L’écrivain venait raconter comment il s’est intéressé à Benjamin Constant et surtout, à la liaison qu’il eut avec Isabelle de Charrière, une parfaite inconnue pour Philippe Thireau… et pour d’autres aussi sans doute. Qui connait Benjamin Constant, connait ses amours partagées avec Germaine de Staël. Mais Isabelle de Charrière ?

Qui était cette femme, appelée aussi Belle de Zuilen, un nom à vous faire rêver ? Parti sur les traces de Stendhal, et sur celles de son passage à Lausanne, Philippe Thireau se souvient que Benjamin Constant est natif de cette ville. Il se replonge dans la lecture de Cécile, de Adolphe et du Cahier rouge. Et chemin faisant, il découvre une correspondance entre Benjamin et Isabelle.
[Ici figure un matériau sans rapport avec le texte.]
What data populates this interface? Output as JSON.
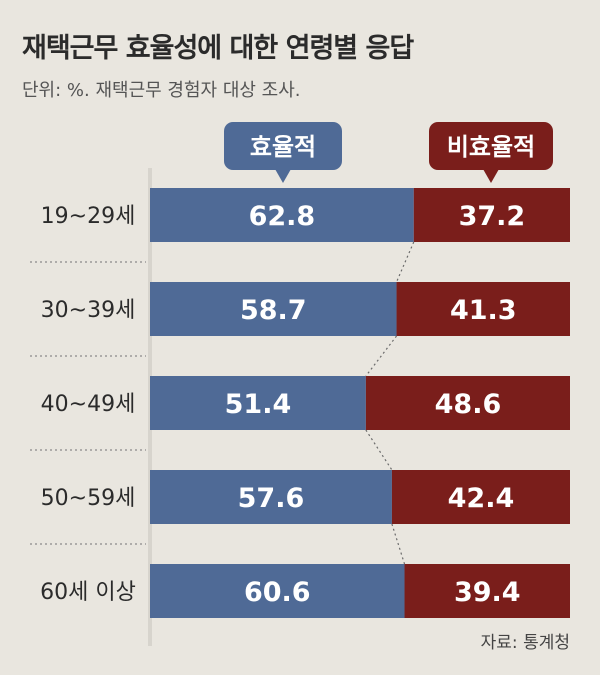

Et quelle correspondance ! Celle celant un amour véritable entre deux âmes tourmentées mais non folles, entre deux êtres assoiffés de tendresse et marqués par l’intellectualisme.

Cet amour véritable fut-il enrubanné de sexualité ? La question reste sans véritable réponse. Mais est-ce important ? La rencontre de deux esprits, de deux intelligences, ne vaut-elle pas autant que la rencontre de deux corps ?
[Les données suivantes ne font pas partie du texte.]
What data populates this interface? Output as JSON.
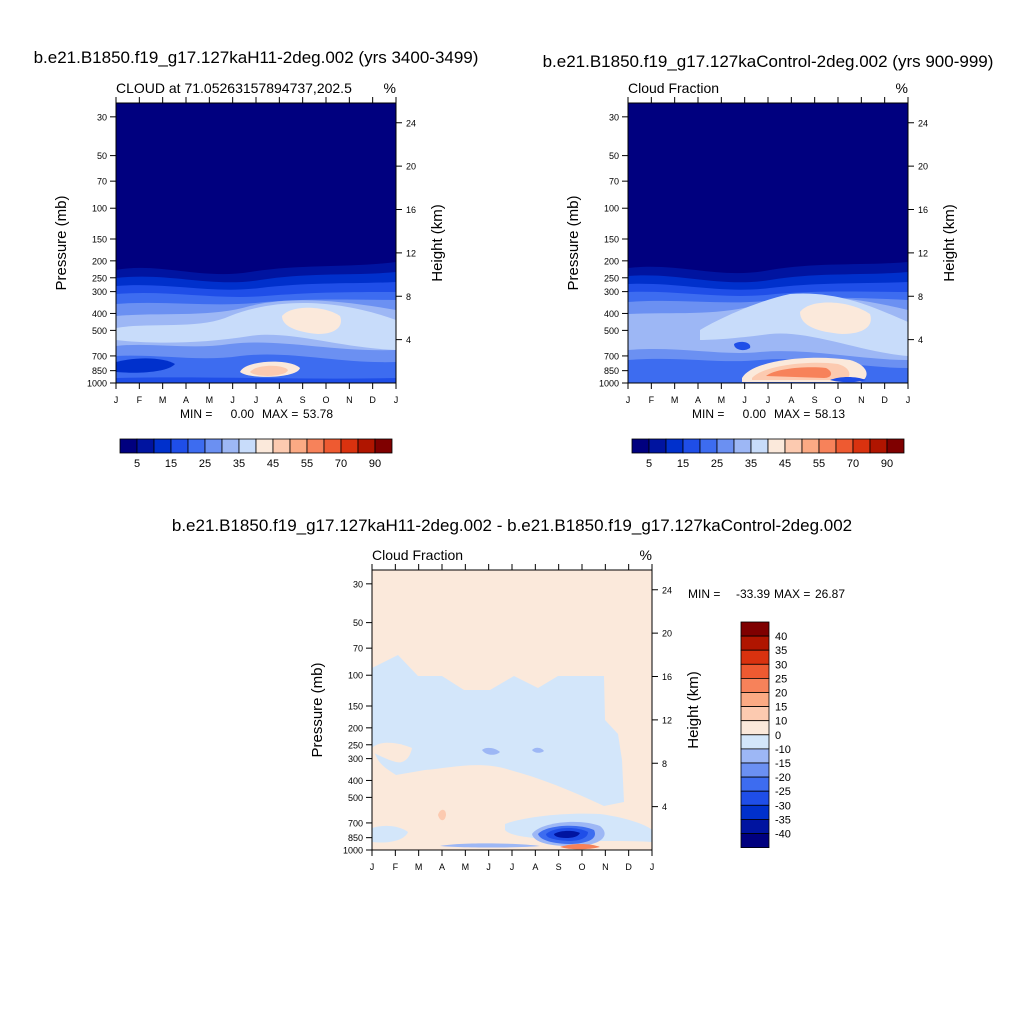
{
  "colors": {
    "cloud_scale": [
      "#00007f",
      "#0014a0",
      "#0030cc",
      "#1f4ee8",
      "#3d6cf0",
      "#6b90f2",
      "#9db7f5",
      "#c8dcfa",
      "#fbe9db",
      "#fccab0",
      "#fbaa84",
      "#f7825a",
      "#ee5a31",
      "#d9320f",
      "#b01500",
      "#7f0000"
    ],
    "diff_scale": [
      "#00007f",
      "#0014a0",
      "#0030cc",
      "#1f4ee8",
      "#3d6cf0",
      "#6b90f2",
      "#9db7f5",
      "#d3e6fa",
      "#fbe9db",
      "#fccab0",
      "#fbaa84",
      "#f7825a",
      "#ee5a31",
      "#d9320f",
      "#b01500",
      "#7f0000"
    ]
  },
  "chart_data": [
    {
      "type": "heatmap",
      "title": "b.e21.B1850.f19_g17.127kaH11-2deg.002 (yrs 3400-3499)",
      "subtitle": "CLOUD at 71.05263157894737,202.5",
      "units": "%",
      "ylabel": "Pressure (mb)",
      "ylabel_right": "Height (km)",
      "x_ticks": [
        "J",
        "F",
        "M",
        "A",
        "M",
        "J",
        "J",
        "A",
        "S",
        "O",
        "N",
        "D",
        "J"
      ],
      "y_ticks": [
        30,
        50,
        70,
        100,
        150,
        200,
        250,
        300,
        400,
        500,
        700,
        850,
        1000
      ],
      "height_ticks": [
        24,
        20,
        16,
        12,
        8,
        4
      ],
      "min_label": "MIN =",
      "min_value": "0.00",
      "max_label": "MAX =",
      "max_value": "53.78",
      "colorbar_labels": [
        "5",
        "15",
        "25",
        "35",
        "45",
        "55",
        "70",
        "90"
      ]
    },
    {
      "type": "heatmap",
      "title": "b.e21.B1850.f19_g17.127kaControl-2deg.002 (yrs 900-999)",
      "subtitle": "Cloud Fraction",
      "units": "%",
      "ylabel": "Pressure (mb)",
      "ylabel_right": "Height (km)",
      "x_ticks": [
        "J",
        "F",
        "M",
        "A",
        "M",
        "J",
        "J",
        "A",
        "S",
        "O",
        "N",
        "D",
        "J"
      ],
      "y_ticks": [
        30,
        50,
        70,
        100,
        150,
        200,
        250,
        300,
        400,
        500,
        700,
        850,
        1000
      ],
      "height_ticks": [
        24,
        20,
        16,
        12,
        8,
        4
      ],
      "min_label": "MIN =",
      "min_value": "0.00",
      "max_label": "MAX =",
      "max_value": "58.13",
      "colorbar_labels": [
        "5",
        "15",
        "25",
        "35",
        "45",
        "55",
        "70",
        "90"
      ]
    },
    {
      "type": "heatmap",
      "title": "b.e21.B1850.f19_g17.127kaH11-2deg.002 - b.e21.B1850.f19_g17.127kaControl-2deg.002",
      "subtitle": "Cloud Fraction",
      "units": "%",
      "ylabel": "Pressure (mb)",
      "ylabel_right": "Height (km)",
      "x_ticks": [
        "J",
        "F",
        "M",
        "A",
        "M",
        "J",
        "J",
        "A",
        "S",
        "O",
        "N",
        "D",
        "J"
      ],
      "y_ticks": [
        30,
        50,
        70,
        100,
        150,
        200,
        250,
        300,
        400,
        500,
        700,
        850,
        1000
      ],
      "height_ticks": [
        24,
        20,
        16,
        12,
        8,
        4
      ],
      "min_label": "MIN =",
      "min_value": "-33.39",
      "max_label": "MAX =",
      "max_value": "26.87",
      "colorbar_labels": [
        "40",
        "35",
        "30",
        "25",
        "20",
        "15",
        "10",
        "0",
        "-10",
        "-15",
        "-20",
        "-25",
        "-30",
        "-35",
        "-40"
      ]
    }
  ]
}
Isabelle était plus âgée que Benjamin. Alors, de quelle sorte d’amour s’agit-il ? Celui de deux amants ou celui d’un enfant pour une mère de substitution, d’une mère pour son enfant ? La question mérite d’être posée, elle ne l’est pas directement dans mon livre, seulement par incidence ou bien, insidieusement, entre les lignes, dans les images forgées par les mots ; mais forcément, l’histoire de ces deux personnages encourage le lecteur à envisager différentes hypothèses, puisqu’il reste, le lecteur, perplexe devant la question, non résolue, du sexe dans cette histoire.
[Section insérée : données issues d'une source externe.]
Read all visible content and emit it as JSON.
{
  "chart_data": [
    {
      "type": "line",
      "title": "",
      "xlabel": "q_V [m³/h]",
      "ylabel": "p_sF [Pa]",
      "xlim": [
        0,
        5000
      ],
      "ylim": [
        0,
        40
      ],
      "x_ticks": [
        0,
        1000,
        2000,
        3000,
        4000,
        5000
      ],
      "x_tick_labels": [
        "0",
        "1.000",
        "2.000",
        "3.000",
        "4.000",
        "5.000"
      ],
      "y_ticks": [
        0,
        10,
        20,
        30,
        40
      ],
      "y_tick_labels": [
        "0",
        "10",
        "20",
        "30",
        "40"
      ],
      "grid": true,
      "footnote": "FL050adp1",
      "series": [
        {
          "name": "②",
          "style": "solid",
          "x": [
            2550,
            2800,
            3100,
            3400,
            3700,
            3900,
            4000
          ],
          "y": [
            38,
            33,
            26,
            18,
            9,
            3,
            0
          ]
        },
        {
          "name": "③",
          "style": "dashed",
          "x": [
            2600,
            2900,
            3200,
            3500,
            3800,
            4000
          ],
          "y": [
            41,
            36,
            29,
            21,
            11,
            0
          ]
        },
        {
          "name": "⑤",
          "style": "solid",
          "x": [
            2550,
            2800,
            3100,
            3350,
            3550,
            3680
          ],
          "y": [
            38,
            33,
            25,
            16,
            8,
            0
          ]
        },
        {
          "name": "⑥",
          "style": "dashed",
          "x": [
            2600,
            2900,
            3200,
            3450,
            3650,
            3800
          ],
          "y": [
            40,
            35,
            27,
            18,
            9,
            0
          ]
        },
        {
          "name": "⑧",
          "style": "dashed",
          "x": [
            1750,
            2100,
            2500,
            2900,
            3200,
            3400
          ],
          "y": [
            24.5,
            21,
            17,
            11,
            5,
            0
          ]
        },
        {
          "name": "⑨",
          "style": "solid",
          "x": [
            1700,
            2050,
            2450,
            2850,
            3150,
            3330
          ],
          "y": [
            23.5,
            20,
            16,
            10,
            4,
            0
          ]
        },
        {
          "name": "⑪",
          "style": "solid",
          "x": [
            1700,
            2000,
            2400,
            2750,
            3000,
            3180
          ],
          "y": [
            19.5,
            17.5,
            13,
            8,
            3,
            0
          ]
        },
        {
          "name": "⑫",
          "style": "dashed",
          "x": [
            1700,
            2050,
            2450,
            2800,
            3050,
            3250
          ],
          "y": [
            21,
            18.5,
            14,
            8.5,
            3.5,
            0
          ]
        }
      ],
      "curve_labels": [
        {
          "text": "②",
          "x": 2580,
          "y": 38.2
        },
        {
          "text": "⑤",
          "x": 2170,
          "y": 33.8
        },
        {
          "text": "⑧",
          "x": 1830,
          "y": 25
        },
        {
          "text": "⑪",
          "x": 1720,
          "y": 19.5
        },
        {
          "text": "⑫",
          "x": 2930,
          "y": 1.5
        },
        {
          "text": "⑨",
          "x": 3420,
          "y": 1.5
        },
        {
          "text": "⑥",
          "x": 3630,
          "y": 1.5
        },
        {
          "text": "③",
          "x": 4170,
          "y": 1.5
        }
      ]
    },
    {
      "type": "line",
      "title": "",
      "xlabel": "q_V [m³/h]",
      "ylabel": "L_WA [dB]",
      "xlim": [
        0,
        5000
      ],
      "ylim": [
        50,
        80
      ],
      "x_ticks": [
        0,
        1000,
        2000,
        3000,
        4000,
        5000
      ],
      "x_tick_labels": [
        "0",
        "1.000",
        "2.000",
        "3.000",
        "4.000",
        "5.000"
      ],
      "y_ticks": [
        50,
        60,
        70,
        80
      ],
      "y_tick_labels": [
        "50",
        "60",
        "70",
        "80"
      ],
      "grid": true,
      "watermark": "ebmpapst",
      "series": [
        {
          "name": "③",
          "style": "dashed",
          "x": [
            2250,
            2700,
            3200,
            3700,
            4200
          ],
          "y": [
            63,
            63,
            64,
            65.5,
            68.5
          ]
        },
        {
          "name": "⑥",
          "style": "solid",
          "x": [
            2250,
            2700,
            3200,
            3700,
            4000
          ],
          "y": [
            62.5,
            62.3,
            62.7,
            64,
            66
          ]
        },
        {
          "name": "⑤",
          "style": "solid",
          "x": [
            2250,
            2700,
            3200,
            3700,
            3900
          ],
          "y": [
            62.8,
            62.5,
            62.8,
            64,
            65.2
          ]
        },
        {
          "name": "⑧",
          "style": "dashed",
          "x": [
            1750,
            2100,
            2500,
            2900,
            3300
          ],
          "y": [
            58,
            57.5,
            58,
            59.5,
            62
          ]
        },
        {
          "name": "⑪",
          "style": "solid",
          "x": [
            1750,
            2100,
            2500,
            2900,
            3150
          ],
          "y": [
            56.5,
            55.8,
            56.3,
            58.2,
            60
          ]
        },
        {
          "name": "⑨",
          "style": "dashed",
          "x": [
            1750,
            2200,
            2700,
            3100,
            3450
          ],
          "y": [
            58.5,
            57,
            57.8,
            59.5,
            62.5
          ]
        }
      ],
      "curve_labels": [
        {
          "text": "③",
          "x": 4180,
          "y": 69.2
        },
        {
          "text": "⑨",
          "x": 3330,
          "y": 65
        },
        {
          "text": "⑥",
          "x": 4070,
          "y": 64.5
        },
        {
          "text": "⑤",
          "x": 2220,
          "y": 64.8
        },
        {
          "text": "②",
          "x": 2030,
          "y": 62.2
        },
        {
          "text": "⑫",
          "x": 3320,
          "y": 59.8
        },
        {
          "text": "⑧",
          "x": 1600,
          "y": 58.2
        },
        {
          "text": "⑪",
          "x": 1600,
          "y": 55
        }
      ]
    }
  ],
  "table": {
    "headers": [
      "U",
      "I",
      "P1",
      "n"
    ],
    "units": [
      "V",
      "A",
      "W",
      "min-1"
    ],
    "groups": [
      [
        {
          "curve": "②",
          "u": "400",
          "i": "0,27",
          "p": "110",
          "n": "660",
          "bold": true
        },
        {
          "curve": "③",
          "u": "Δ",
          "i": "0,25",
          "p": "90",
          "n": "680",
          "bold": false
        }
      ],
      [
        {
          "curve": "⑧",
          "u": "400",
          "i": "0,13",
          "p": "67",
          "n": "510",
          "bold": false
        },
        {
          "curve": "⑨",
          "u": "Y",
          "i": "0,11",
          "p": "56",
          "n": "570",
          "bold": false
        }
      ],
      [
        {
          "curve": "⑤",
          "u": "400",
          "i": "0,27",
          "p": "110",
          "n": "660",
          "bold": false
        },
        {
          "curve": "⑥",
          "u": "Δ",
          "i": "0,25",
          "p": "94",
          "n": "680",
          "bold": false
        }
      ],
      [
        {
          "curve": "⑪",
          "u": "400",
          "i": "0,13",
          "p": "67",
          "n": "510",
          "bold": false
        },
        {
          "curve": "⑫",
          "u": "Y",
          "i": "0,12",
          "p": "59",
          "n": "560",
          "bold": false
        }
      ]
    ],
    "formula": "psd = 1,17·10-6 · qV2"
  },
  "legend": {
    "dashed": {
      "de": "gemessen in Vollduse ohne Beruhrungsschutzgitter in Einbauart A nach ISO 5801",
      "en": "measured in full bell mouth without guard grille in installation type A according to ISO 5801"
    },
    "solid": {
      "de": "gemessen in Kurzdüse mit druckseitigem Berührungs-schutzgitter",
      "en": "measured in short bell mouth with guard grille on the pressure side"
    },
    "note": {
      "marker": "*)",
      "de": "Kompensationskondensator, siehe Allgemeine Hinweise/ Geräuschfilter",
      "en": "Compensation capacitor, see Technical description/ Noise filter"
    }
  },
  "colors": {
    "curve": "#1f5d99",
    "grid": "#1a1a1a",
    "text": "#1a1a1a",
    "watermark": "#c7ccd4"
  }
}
L’histoire de cette liaison, sexuelle ou pas, a donné un bel essai romancé. (cliquer ici pour lire l'article que Factuel lui a consacré).

Benjamin Constant et Isabelle de Charrière en est le titre, et le sous-titre, Hôtel de Chine et dépendances, évoque bien des mystères !

Je pense sincèrement que Benjamin et Isabelle furent très proches, très intimes en l’Hôtel de Chine à Paris, au tout début de leur liaison. Comme je le disais tout à l’heure, il y avait de la transgression dans leurs rapports, d’autant que cela se passait des nuits entières, avec l’assentiment du mari ! Comme l’écrivit Benjamin, « nous trouvâmes bientôt l’un envers l’autre des rapports plus intimes et plus essentiels. » C’est sans doute cela qui échauffa la bile de Sainte-Beuve ! Sainte-Beuve écrivit : « Je ne doute pas que, entre le tout jeune homme et la femme mûre, il n’y ait eu la cérémonie d’initiation (…). Quelle raison aurait pu les empêcher, libres qu’ils étaient de tout lien et de tout préjugé, de se donner ce plaisir ou de faire cette petite expérience. » Passons.

[…]

Ces nuits, comme pourrait le dire Nietzsche, c’était « Dionysos contre le crucifié » ou encore « l’insolente gaieté de ces journées et de ces nuits folles » suivant la formule de Philippe Sollers. Quelle respiration pour Benjamin, quelle revanche pour Isabelle, rebelle à la morale de son temps qui trouvait, dans l’échange hédoniste, enfin, la volonté de vivre. Elle se rappelait alors son mariage triste, froid, lugubre, un mariage de déraison suivi d’une nuit de noce qu’elle osera décrire à une correspondante comme étant un moment fade et sans attrait.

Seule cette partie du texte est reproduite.